| Activité | Seuil de base | Seuil majoré | Effet principal |
|---|---|---|---|
| Commerce et hébergement | 85 000 € | 93 500 € | Franchise maintenue jusqu’au dépassement majoré |
| Prestations de services | 37 500 € | 41 250 € | Bascule selon la date de dépassement |
| Avocats | 50 000 € | 55 000 € | Règle spécifique aux activités réglementées |
| Auteur ou artiste-interprète | 50 000 € | 55 000 € | Suivi identique des deux seuils |
Cas de création d’activité et calcul proratisé
Quand l’activité démarre en cours d’année, le seuil de base se calcule au prorata du temps réellement exercé. Cela évite de comparer une année incomplète à une année entière, ce qui fausserait l’analyse.
Si une activité de services débute le 1er avril, la vigilance porte sur un seuil recalculé, tandis que le seuil majoré reste fixe. Cette mécanique compte pour la gestion quotidienne d’une petite entreprise, car elle détermine la date exacte de bascule.
La règle devient plus lisible avec un tableau de suivi, surtout quand les devis et acomptes s’enchaînent. Cette vigilance prépare la facture suivante, où la forme du document change parfois plus vite que prévu.
Comparatif de situation :
| Situation | Conséquence TVA | Moment de bascule | Action utile |
|---|---|---|---|
| Dépassement du seuil de base | Franchise maintenue temporairement | Au 1er janvier suivant | Anticiper l’édition des prochaines factures |
| Dépassement du seuil majoré | TVA applicable immédiatement | Jour du dépassement | Modifier les modèles de facture sans délai |
| Création en cours d’année | Seuil de base proratisé | Selon la date de début | Calculer le plafond au plus tôt |
| Activité stable sous seuil | Pas de TVA facturée | Aucune bascule | Conserver la mention sur chaque document |
« J’ai suivi le chiffre d’affaires chaque mois, et j’ai évité une facture incorrecte au dernier trimestre »
Claire M., consultante indépendante
Rédiger une facture conforme sans TVA et éviter les sanctions
Quand les seuils sont clairs, la facture devient l’endroit où tout se joue concrètement. Selon le bulletin officiel des finances publiques, la conformité dépend autant de la mention juridique que des autres informations obligatoires.

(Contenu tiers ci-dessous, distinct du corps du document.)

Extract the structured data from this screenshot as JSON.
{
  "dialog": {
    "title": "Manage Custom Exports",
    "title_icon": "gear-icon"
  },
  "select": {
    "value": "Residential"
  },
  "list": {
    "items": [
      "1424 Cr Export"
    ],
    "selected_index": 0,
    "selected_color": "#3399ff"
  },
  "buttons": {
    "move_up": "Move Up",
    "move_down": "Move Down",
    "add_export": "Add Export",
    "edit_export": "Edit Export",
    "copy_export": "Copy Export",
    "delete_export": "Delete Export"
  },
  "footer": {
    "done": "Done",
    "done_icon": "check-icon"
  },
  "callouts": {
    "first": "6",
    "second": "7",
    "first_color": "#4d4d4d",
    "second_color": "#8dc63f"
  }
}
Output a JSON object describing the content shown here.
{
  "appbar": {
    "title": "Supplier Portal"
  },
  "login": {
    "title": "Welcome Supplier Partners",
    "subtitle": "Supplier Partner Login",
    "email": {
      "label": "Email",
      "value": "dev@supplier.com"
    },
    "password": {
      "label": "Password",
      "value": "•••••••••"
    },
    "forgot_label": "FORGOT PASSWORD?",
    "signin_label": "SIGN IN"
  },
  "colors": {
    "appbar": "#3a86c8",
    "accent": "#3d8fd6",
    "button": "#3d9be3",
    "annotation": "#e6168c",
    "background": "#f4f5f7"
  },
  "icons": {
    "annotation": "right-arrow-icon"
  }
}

Mentions obligatoires et mentions à proscrire
Une facture sans TVA reste complète seulement si elle comporte la date, le numéro, l’identité des parties et la description précise de la prestation. La clarté protège autant le vendeur que le client, surtout en cas de contrôle.
Il faut aussi écarter ce qui n’a pas lieu d’être : taux de TVA, montant de TVA, ou numéro intracommunautaire non requis. Une petite entreprise gagne du temps quand son outil de facturation bloque ces erreurs avant l’envoi.
Mentions à vérifier systématiquement :
- Date et numéro séquentiel
- Identité complète du vendeur
- Coordonnées et identification du client
- Description précise de la prestation
- Total hors taxe et conditions de paiement
Sanctions, autoliquidation et bonnes pratiques opérationnelles
Le défaut de mention expose à des sanctions financières et à des rectifications coûteuses. Selon le Code de commerce, l’omission d’une mention obligatoire peut entraîner une amende par élément manquant, ce qui rend la rigueur bien plus rentable que l’approximation.
Le sujet devient plus subtil avec l’autoliquidation, car la facture sans TVA ne renvoie plus à la franchise en base. Dans ce cas, l’acheteur déclare la taxe, et le vendeur doit utiliser la formule adaptée au contexte, pas la mention standard de l’article 293 B du CGI.
Luc D., expert-comptable, résume souvent le réflexe utile à ses clients : vérifier le régime avant chaque envoi important. Cet avis vaut surtout lorsque les contrats évoluent, que les seuils se rapprochent et que l’activité prend de l’ampleur.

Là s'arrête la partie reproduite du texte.